Challenges associated with characterising SV diversity
The challenges with accurately detecting and genotyping SVs had implications for assessments of individual SV diversity. Although there was some concordance between Delly and Smoove when identifying three individuals with the highest number of SVs, the SV type largely driving this pattern are inversions. As noted previously, inversions are particularly difficult to resolve using short-read data, making it difficult to determine whether these variants are indicative of a true biological signal or reflect systematic error in short-read mapping. The significantly lower frequency of inversions in both long-read datasets is notable as long-read data should better resolve more complex variants like duplications, insertions and inversions (Alkan et al., 2011; Chaisson et al., 2019; Mahmoud et al., 2019; Mérot et al., 2022). Further work is needed to determine whether the small sample size and relatively low sequence depth for the long-read data impeded discovery of inversions, or whether these calls are largely false-positives in the short-read based datasets.

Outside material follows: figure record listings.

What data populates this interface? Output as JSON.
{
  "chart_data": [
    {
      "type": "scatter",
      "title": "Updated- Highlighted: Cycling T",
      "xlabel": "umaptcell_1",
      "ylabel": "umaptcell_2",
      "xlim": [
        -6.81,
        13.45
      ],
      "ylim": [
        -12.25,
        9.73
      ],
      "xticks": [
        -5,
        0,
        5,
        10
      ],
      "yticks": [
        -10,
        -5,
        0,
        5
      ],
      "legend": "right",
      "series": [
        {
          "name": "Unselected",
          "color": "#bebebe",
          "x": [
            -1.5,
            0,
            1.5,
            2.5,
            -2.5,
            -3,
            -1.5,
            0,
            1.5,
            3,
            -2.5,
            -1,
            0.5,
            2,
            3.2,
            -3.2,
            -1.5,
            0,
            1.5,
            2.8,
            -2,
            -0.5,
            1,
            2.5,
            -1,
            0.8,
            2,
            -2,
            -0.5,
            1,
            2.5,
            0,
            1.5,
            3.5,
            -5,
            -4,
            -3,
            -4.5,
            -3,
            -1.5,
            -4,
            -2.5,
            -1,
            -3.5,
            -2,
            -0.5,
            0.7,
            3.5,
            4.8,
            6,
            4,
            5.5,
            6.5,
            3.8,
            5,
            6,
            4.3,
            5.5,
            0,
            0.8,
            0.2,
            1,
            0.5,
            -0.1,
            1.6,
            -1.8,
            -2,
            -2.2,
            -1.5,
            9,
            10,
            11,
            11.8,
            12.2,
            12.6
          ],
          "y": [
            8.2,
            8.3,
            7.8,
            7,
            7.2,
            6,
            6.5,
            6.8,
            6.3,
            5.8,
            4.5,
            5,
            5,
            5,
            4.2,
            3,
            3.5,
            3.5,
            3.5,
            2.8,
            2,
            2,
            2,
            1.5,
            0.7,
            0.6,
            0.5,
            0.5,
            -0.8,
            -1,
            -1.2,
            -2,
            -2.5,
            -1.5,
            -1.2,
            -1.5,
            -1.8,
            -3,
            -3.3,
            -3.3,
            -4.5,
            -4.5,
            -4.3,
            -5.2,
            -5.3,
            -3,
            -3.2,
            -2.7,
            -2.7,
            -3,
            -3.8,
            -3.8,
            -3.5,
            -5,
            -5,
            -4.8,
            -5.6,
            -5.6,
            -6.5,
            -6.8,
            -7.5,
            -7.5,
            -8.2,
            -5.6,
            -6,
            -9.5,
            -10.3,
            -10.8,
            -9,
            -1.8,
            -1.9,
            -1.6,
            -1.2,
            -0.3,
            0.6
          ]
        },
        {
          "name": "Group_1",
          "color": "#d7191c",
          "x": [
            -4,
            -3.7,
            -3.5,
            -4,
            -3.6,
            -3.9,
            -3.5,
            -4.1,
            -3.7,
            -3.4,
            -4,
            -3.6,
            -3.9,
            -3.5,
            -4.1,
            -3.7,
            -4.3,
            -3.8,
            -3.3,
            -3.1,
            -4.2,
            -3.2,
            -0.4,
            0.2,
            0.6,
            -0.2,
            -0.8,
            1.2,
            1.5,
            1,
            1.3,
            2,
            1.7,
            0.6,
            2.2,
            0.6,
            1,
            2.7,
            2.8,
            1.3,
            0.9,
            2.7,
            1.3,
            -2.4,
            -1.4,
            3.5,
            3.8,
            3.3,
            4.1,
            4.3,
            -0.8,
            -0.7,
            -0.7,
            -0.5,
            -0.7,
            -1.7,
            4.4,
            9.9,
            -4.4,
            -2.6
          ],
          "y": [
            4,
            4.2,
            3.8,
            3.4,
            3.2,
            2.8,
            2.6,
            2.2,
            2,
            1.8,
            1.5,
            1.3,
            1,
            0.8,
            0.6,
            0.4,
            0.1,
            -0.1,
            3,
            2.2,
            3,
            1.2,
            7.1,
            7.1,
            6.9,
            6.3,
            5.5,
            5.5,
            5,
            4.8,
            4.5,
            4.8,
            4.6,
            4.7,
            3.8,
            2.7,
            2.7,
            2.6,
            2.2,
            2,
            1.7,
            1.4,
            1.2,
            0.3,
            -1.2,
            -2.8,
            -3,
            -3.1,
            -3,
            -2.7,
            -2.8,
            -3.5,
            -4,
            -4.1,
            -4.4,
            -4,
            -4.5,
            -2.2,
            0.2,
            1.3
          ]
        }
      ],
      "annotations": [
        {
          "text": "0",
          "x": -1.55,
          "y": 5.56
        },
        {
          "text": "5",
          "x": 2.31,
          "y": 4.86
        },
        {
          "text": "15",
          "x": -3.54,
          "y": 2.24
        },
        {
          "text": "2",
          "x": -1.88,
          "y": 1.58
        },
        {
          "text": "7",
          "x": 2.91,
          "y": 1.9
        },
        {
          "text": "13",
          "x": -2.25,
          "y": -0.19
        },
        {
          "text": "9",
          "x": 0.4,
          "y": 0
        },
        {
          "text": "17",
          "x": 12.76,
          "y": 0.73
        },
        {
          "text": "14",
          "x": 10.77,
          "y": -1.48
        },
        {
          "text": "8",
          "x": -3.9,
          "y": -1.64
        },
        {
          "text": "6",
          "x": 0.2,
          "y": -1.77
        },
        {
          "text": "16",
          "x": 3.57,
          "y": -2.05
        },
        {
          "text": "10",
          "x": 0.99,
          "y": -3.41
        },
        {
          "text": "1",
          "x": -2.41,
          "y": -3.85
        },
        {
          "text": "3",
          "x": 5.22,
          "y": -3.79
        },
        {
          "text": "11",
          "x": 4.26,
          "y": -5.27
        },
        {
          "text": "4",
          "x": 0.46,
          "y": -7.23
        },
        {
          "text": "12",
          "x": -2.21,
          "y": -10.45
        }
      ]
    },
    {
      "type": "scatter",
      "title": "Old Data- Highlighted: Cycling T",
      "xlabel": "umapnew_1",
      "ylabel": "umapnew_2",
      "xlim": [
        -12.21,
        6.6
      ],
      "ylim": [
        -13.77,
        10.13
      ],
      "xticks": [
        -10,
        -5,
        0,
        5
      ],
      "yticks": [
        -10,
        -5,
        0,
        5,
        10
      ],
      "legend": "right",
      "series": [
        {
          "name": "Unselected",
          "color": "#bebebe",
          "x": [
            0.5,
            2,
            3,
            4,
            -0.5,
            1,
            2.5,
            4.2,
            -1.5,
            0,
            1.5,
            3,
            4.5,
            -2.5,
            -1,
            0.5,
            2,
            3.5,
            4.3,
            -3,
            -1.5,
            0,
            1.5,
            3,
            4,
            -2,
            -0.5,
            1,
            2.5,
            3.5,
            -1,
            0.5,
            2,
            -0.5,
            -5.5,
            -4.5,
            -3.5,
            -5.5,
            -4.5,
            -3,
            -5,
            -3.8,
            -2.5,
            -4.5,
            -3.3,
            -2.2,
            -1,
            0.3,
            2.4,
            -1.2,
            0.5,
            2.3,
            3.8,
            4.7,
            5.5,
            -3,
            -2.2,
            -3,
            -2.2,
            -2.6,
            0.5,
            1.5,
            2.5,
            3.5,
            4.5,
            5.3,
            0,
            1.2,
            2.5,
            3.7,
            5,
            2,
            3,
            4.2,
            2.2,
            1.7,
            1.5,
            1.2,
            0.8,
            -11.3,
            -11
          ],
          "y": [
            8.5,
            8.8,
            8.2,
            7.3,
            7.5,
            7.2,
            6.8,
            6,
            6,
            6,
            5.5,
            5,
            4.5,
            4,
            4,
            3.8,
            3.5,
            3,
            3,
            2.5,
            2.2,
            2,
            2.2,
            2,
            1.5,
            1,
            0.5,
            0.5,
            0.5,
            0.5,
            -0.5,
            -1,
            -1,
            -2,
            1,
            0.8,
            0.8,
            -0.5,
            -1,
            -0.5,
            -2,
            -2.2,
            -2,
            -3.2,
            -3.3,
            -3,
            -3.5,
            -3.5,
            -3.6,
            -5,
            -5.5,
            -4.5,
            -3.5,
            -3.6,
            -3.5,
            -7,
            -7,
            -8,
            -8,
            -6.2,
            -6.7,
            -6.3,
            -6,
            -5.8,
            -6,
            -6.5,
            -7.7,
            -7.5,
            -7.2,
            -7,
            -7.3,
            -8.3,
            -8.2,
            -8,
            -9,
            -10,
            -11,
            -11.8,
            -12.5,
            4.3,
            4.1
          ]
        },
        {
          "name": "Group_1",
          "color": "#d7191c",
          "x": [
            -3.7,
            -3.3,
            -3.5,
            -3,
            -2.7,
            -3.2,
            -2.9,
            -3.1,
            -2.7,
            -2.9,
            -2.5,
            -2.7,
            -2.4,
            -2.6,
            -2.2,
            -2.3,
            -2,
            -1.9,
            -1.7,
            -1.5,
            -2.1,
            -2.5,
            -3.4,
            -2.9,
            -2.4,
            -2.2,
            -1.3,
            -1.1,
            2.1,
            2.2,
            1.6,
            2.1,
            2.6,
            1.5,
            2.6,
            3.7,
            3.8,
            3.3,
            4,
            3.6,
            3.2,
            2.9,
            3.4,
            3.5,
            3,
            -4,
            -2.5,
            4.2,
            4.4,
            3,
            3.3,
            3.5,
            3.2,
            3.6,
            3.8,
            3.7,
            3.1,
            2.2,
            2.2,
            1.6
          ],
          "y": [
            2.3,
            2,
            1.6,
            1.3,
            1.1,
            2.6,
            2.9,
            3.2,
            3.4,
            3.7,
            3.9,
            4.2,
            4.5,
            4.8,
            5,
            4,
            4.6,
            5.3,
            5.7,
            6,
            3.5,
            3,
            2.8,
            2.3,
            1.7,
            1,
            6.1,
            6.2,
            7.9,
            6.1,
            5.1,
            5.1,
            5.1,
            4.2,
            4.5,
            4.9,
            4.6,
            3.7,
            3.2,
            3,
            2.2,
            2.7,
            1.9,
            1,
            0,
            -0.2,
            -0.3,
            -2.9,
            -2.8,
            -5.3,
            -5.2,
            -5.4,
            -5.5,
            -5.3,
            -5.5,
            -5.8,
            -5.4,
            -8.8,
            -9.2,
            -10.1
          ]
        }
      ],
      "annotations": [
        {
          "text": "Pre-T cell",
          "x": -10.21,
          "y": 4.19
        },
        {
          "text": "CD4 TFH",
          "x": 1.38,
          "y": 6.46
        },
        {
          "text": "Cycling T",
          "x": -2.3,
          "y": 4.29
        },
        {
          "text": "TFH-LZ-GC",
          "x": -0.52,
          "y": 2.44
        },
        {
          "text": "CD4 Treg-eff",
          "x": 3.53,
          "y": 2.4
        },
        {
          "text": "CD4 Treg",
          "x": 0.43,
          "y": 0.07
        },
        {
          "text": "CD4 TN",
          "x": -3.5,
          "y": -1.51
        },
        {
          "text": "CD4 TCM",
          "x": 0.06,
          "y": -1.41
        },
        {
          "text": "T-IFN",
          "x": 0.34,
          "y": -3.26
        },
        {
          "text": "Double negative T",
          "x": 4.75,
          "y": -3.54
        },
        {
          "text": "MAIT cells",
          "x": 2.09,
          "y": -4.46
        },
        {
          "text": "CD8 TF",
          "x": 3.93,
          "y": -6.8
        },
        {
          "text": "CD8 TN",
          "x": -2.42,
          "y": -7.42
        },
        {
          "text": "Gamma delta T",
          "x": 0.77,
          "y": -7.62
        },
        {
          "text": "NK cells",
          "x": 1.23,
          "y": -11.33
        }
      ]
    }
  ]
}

Although the three individuals consistently carrying the most SVs in Delly and Smoove were not depth outliers, there was a trend for individuals with higher sequence depths to retain more SVs after genotype quality filtering for both datasets (Supplemental Figure 5). This has implications for the number of SVs detected in each generation and observed trends across datasets within each lineage. Despite some consistency in the datasets with the highest and lowest mean number of SVs in each generation, where Smoove had the most SVs followed by Manta – Batch, Manta – Joint, Sniffles, CuteSV and/or Delly, there were different overall trends between the two lineages. However, interpreting these results is challenging as sample sizes representing generations of Fiordland lineage are small (F0 = 1, F1 = 3, F2 = 4). In addition, there is some indication that a higher mean sequence depth of samples sequenced in later Rakiura generations is driving the higher observed mean in later generations (e.g., mean Rakiura F0 ~15x coverage vs Rakiura F2 ~24x coverage). Although the effect of mean sequence depth was not as strong in the datasets genotyped using BayesTyper (i.e., Manta – Batch, Manta – Joint, CuteSV, Sniffles), these results indicate the importance of accounting for sequencing batch effects when interpreting results.